Abstract
This study reports our experience with intravascular lithotripsy (IVL) in managing heavily calcified peripheral arterial disease (PAD) at a tertiary center in Southeast Asia. A total of 50 procedures were performed in 49 patients between October 2022 and April 2024. The cohort had a high burden of comorbidities, with 94% presenting with chronic limb-threatening ischemia, 62% classified as wound, ischemia, and foot infection (WIfI) stage 4, and 31% having end-stage renal failure. Severe vascular calcification (Peripheral Artery Calcification Scoring System [PACSS] grade 4) was present in 84% of lesions. IVL was employed as a vessel preparation strategy prior to definitive treatment, with adjunctive therapies used in all cases. Technical success was achieved in 100% of procedures, with a mean luminal gain of 71.4%±21.8%. Bailout stenting was required in 16% of cases, and there were no incidents of distal embolization.
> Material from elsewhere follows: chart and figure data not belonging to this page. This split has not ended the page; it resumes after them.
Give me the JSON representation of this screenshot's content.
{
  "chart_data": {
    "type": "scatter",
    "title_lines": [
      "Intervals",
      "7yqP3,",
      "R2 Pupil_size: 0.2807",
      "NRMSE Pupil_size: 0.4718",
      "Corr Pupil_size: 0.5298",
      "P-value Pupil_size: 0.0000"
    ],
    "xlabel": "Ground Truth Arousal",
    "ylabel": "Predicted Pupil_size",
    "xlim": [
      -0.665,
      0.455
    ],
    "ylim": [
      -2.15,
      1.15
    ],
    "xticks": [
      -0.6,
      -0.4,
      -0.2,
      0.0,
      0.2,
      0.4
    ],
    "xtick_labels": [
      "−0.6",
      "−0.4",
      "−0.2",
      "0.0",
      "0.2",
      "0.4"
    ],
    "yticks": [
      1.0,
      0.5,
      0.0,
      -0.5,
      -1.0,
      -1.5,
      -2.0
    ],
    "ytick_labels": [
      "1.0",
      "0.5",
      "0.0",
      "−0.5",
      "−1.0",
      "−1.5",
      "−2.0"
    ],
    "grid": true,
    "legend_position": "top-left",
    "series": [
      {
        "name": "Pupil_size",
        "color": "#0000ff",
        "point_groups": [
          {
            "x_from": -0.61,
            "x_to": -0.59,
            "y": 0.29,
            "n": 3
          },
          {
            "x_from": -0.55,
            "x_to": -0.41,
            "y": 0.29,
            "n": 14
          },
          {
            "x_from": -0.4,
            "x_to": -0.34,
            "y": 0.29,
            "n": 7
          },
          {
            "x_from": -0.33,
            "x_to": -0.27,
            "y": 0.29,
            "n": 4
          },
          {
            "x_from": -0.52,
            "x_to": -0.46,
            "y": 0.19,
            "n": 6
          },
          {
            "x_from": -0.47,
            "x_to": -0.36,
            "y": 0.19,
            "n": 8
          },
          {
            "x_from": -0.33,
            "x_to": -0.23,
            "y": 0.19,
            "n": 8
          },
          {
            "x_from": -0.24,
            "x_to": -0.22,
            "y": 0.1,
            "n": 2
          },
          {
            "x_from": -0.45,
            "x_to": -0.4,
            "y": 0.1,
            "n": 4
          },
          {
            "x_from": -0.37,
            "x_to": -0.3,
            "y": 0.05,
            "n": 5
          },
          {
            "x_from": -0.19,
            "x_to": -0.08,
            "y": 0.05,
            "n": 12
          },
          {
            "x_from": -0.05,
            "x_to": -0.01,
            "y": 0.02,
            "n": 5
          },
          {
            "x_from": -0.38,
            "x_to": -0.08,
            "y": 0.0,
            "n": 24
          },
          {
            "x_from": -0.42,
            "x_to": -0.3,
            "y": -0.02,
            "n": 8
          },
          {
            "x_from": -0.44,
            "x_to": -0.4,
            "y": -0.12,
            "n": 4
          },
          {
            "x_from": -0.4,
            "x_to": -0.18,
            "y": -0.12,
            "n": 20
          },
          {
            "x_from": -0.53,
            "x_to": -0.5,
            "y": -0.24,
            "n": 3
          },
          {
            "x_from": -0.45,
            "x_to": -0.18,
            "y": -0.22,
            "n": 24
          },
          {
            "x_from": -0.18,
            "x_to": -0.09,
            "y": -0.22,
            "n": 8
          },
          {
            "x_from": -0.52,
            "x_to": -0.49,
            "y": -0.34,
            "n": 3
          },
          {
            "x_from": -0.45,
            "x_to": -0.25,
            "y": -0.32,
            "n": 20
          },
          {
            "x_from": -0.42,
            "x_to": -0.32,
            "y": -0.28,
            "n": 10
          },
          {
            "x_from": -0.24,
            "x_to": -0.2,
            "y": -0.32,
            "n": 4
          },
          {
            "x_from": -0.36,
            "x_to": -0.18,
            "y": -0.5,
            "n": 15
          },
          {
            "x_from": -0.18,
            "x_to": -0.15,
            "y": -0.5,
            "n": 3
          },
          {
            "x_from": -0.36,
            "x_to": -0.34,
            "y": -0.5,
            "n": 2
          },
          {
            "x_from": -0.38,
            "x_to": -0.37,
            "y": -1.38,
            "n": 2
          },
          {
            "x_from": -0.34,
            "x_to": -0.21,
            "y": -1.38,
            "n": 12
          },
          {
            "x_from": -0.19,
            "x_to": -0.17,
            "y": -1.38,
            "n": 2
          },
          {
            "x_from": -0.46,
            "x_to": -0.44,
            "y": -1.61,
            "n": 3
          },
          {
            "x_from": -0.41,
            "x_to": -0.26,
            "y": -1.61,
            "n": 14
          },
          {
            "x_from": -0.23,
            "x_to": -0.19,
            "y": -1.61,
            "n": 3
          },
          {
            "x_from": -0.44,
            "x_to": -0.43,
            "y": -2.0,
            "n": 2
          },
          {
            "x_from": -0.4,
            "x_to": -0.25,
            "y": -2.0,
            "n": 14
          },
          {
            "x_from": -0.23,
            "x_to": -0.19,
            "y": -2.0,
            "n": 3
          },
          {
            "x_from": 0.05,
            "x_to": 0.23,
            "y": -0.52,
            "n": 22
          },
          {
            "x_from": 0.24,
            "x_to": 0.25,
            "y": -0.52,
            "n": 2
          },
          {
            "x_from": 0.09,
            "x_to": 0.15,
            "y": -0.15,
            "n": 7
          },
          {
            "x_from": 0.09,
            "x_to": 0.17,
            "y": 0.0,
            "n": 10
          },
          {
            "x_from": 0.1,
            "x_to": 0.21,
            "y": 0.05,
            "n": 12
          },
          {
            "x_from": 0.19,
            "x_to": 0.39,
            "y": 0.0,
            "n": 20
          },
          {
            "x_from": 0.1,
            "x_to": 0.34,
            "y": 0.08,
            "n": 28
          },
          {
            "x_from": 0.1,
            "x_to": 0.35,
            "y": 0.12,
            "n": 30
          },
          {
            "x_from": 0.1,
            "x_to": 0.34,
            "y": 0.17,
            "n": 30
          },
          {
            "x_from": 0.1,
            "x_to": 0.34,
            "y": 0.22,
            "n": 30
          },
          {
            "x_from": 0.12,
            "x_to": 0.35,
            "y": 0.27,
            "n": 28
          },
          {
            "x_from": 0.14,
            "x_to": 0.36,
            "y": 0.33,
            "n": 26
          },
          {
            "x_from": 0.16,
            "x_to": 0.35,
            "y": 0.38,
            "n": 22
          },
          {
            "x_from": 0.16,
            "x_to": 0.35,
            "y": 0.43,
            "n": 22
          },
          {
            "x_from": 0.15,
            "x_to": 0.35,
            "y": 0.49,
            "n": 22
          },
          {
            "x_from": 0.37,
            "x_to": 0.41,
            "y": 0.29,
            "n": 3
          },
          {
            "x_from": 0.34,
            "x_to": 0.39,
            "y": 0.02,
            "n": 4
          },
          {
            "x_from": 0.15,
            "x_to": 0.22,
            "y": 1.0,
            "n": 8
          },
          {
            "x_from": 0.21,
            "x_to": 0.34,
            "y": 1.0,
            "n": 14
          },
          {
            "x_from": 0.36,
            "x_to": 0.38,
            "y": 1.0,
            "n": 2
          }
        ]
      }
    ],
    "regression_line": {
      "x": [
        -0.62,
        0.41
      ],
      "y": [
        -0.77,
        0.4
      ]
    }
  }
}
At 1-year follow-up, the target lesion revascularization rate was 6.1%, the overall reintervention rate was 14%, limb salvage was 84%, and mortality was 31%. Our findings suggest that IVL is a safe and effective option for vessel preparation in patients with severely calcified PAD, achieving high technical success and favorable mid-term outcomes in a complex, high-risk population.
Clinical Impact
Calcified peripheral arterial disease remains a challenging subset in endovascular therapy, often limiting luminal gain, increasing dissection risk, and impairing drug delivery. This single-center experience demonstrates that IVL is a safe and effective vessel-preparation strategy in a real-world population with high comorbidity burden and predominantly PACSS grade 4 disease. IVL achieved 100% technical success, substantial luminal gain, low complication rates; and favorable 1-year limb salvage and reintervention outcomes. These findings support IVL as a practical method for modifying severe calcification and improving procedural reliability in high-risk patients undergoing endovascular treatment.